I've been dragged, kicking and screaming, into the the 21st century. I'm one of those people who are computer illiterate. No, that's wrong. I know just enough to be dangerous. Until now, I've refused to see my computer as something more than a glorified typewriter.Besides, my husband is the IT officer at his office-- he'd do all that 'stuff' for me. Why should I have to know how to do anything? Who cared?

Let me tell you.

My first book, A Perfect Bride for Christmas, is coming out on November 12th from The Wild Rose Press. I thought, okay, that's done-- on to the next book. Ideas are flowing and I'm ready for my characters to hit the page. Not so fast my friend. Did you know there was a business end to this whole getting published gig? I had a vague idea, some abstract notion that I might have to do 'something'. Marketing hit me in the face like lemon meringue pie.

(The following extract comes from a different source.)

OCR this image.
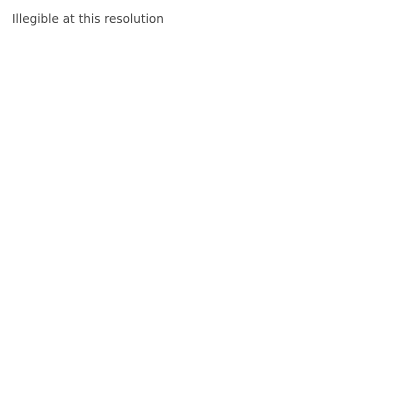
Illegible at this resolution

Website construction is the first. Now that has been a dozy. My critique partner generously offered to help me tidy up my website and make it look presentable to any agents that might take a peek. I actually had to have content. My brain was ready to burst. Then there's the whole bookmark thing which again, my overworked critique partner guided me through the rocky shoals. This went above and beyond.

There's more. One friend strongly suggested I get on Twitter. Another Facebook. Yikes-- then blogging. I began to feel overwhelmed and relied on everyone to do these things for me. At one point, both my critique partner and husband stopped holding my hand or refused to listen to my whines of "But I don't know nothin' about doing a blog, or how to do a book trailer." Their look said, "Frankly, my dear. I don't give a damn." Don't get me wrong, it was more an nudge in the right direction than a complete refusal to help. They gave me some tools and told me to go for it but they wouldn't do whatever I needed. I had to learn to do them for myself.

I'm still shaky on a lot of this stuff. All my critique partners will offer helpful hints if I get to the point of banging my head against my desk but I know I have to man up and do things myself.
Now I'm working on a book trailer, stumbling and falling along the way, but I'm finding myself enjoying the experience.

It's baby steps but that's what it takes.